OldCoach-thank you for the update. I do not intend to use the saw much just the occasional home owner type stuff. With that being said, the dust collection is no big deal to me, I will likely never hook it up.

My wife has recently asked me to build a coffee table, 2 end tables, and a buffet bar which I did with a 15+ year old Benchtop 8 1/4 that is just extremely basic and functions but that is about it. At some point, which dad never did use it when he had it, there have been several pieces go missing so all I basically have is the saw itself, none of the extra fences or clamps or even the miter set screw. But now she is wanting me to build a crib, changing table and dresser for our upcoming child and after I realized just how basic mine was, it was time to buy a new one.

If this saw is good and precise, which from your review it seems to be, it could very well be the best bang for the buck. I plan to buy an arbor laser for it just basically since I think it could assist and it is a fairly cheap add-on for about $20.

I appreciate the update and I plan to buy mine tonight. Thanks for all the input.


----------



## BenDupre

Fwiw the Masterforce has a laser. Still $30 cheaper the northern tool version is better value. I have an irwin laser on my HF and it is always dead on. Only drawback is it only marks the left side of the cut.


----------



## sjonesy1

The masterforce I would have to pay shipping (they do not offer a ship to store and the closest one is 1.5hr one way away) which was 21 and I'd have to pay sales tax too where there is one in my state.
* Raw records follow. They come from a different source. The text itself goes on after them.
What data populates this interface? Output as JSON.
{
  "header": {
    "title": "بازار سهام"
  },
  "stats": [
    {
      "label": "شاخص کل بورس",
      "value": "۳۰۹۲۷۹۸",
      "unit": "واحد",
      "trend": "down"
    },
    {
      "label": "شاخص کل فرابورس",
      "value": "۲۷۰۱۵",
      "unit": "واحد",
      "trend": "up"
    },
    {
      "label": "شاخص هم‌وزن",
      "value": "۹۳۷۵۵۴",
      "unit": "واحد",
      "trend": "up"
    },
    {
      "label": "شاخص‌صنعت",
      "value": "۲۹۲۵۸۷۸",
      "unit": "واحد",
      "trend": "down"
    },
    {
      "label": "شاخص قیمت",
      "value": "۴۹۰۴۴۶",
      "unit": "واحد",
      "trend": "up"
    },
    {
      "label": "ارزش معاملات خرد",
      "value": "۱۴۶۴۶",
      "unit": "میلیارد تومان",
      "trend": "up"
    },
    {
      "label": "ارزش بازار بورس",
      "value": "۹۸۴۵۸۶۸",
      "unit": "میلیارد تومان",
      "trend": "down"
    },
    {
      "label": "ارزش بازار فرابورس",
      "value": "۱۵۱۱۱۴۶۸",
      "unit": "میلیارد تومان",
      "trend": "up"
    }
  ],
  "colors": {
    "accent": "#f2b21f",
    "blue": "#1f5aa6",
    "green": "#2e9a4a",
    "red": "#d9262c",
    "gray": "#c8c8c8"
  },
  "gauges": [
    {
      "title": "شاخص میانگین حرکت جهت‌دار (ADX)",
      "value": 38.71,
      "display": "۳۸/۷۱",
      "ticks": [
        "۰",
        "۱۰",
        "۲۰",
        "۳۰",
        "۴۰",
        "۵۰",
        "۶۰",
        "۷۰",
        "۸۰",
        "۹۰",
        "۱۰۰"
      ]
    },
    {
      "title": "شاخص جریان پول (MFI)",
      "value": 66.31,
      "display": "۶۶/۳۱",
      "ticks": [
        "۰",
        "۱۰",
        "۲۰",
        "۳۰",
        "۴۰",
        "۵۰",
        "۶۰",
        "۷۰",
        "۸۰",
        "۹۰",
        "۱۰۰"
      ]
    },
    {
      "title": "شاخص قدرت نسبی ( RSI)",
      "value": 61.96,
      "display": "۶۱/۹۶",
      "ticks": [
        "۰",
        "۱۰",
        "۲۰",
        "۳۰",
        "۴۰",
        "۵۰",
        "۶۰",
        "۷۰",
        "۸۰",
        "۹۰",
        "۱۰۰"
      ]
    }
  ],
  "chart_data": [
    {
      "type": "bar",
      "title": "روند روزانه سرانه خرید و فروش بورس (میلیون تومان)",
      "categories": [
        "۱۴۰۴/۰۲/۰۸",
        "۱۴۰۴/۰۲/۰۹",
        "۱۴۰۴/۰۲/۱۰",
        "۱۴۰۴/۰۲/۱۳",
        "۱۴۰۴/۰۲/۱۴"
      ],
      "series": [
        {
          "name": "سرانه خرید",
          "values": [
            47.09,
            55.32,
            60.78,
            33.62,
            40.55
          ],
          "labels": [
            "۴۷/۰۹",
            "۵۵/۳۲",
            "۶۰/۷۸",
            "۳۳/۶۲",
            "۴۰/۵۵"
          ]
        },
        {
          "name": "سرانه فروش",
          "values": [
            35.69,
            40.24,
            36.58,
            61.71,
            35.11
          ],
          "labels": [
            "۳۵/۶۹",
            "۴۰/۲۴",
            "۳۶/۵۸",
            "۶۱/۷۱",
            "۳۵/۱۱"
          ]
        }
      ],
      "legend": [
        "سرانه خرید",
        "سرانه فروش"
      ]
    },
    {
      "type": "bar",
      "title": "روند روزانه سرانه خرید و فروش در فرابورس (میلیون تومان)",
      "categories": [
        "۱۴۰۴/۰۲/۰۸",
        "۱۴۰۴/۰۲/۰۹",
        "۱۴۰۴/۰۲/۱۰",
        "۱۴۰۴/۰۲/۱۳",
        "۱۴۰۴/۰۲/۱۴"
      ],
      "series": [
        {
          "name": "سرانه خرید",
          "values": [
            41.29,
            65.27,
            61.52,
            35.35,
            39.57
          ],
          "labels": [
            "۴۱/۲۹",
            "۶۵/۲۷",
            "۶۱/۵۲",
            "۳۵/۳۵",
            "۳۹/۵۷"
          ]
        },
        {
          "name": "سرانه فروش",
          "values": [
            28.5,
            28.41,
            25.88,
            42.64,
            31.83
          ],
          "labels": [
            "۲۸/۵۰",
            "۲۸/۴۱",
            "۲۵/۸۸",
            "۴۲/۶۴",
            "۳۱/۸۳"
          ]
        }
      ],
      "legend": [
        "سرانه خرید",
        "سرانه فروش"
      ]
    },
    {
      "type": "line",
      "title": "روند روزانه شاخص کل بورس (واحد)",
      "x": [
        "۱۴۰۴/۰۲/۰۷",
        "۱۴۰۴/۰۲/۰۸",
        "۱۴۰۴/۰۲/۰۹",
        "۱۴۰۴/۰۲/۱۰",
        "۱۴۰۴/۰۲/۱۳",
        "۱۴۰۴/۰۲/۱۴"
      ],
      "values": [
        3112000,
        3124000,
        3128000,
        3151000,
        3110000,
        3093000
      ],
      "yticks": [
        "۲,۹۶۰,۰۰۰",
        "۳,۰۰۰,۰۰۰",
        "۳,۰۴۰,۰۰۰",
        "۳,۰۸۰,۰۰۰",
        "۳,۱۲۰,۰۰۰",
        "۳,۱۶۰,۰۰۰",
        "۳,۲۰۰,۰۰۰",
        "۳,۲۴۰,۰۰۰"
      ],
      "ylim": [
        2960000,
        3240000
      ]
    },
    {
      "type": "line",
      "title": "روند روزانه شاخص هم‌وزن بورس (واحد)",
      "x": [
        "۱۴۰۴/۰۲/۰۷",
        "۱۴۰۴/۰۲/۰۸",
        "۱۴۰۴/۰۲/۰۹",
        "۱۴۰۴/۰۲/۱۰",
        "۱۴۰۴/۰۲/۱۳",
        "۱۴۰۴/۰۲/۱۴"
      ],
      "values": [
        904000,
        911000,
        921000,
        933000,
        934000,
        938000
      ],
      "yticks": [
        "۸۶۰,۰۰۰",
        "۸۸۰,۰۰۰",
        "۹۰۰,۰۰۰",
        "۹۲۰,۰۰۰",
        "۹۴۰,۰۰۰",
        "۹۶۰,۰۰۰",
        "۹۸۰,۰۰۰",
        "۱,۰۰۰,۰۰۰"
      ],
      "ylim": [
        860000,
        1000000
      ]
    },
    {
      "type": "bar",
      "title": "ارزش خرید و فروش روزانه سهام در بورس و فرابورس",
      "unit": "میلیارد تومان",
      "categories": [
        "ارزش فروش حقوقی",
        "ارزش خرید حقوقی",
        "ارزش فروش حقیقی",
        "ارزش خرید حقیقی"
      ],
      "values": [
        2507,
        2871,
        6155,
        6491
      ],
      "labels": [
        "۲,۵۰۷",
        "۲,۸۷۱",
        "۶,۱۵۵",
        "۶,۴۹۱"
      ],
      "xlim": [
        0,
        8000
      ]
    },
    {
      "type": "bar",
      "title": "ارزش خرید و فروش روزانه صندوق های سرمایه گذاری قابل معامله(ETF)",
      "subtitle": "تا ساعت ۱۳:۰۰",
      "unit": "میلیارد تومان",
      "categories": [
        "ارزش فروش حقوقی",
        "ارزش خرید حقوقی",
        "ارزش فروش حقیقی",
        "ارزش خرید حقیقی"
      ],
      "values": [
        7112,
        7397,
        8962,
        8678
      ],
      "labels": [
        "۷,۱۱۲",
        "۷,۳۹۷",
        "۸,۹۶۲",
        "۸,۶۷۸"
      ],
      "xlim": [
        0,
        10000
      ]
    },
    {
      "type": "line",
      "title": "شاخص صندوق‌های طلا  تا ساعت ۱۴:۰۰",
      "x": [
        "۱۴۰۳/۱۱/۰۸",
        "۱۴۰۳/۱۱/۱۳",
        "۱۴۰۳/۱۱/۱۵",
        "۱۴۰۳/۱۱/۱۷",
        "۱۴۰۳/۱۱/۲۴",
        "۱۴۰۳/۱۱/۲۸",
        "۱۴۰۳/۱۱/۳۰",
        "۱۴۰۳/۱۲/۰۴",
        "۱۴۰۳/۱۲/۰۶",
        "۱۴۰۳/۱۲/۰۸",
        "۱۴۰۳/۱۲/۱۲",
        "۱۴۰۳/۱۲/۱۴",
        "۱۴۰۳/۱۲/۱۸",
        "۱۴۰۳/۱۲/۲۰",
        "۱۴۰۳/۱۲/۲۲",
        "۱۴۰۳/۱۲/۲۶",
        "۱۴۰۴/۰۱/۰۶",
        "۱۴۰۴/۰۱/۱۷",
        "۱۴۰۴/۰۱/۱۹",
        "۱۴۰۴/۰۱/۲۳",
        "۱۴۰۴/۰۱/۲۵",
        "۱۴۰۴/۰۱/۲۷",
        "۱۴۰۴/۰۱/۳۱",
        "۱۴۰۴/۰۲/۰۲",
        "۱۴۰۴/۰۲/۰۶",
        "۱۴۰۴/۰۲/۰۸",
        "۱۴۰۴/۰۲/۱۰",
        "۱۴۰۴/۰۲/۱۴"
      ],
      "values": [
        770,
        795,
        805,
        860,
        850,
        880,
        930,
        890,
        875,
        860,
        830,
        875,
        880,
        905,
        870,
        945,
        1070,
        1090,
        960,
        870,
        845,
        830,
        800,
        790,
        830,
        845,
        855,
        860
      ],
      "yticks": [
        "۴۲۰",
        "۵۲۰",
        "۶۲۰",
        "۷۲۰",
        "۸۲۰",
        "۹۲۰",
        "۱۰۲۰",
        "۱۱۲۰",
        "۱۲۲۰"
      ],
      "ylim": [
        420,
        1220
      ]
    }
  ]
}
There is not a northerntool in my state so I dont have to pay sales tax on it.

I was looking at buying the Oshlun LG-M01 Miter and Portable Saw Laser Guide from amazon for $22, it has good reviews and is half the price of the irwin which is $48 on amazon. I appreciate the input once again.


----------



## BenDupre

My Irwin is going out. Had it for 10 years and two saws. Worked great until it didnt. Replaced batteries and it still wont work well. The inertia switch is sticky.


----------



## XLNguyen

I saw this on sale at Northern Tool and after reading this post I think I found my next purchase.


----------



## OldCoach

Been nearly two years since I got my Ironton miter saw. Being what you call a hobbyist, I don't use it everyday. But for what I do it is one of the best tool purchases I have made. I finally put a new blade on it from HD about 7 months ago, not a high dollar blade mind you since I'm pretty chea…er, frugal, and it cuts much better than the old blade I had on the Ryobi that I sharpened at least twice that I recall. Had I spent a few more dollars and purchased a Diablo blade, I'm sure it would cut even better.

Like I said in my original post, the dust collection is the worst thing on this saw. I have resigned myself that it's as good as it's going to be. The best thing is that it sits close to the wall and doesn't stick out into my small shop space. That was my main requisite when I decided to get a sliding saw. I have made numerous angle cuts, and if I do my part correctly, they are spot on. 90% of the time I use the detent stops and they are solid. I have only used the bevel cut once.

All in all it was worth the $150 I picked it up for in a pawn shop. I haven't looked back. It does what I need it to do and it cuts when I pull the trigger. What else could I ask for?


----------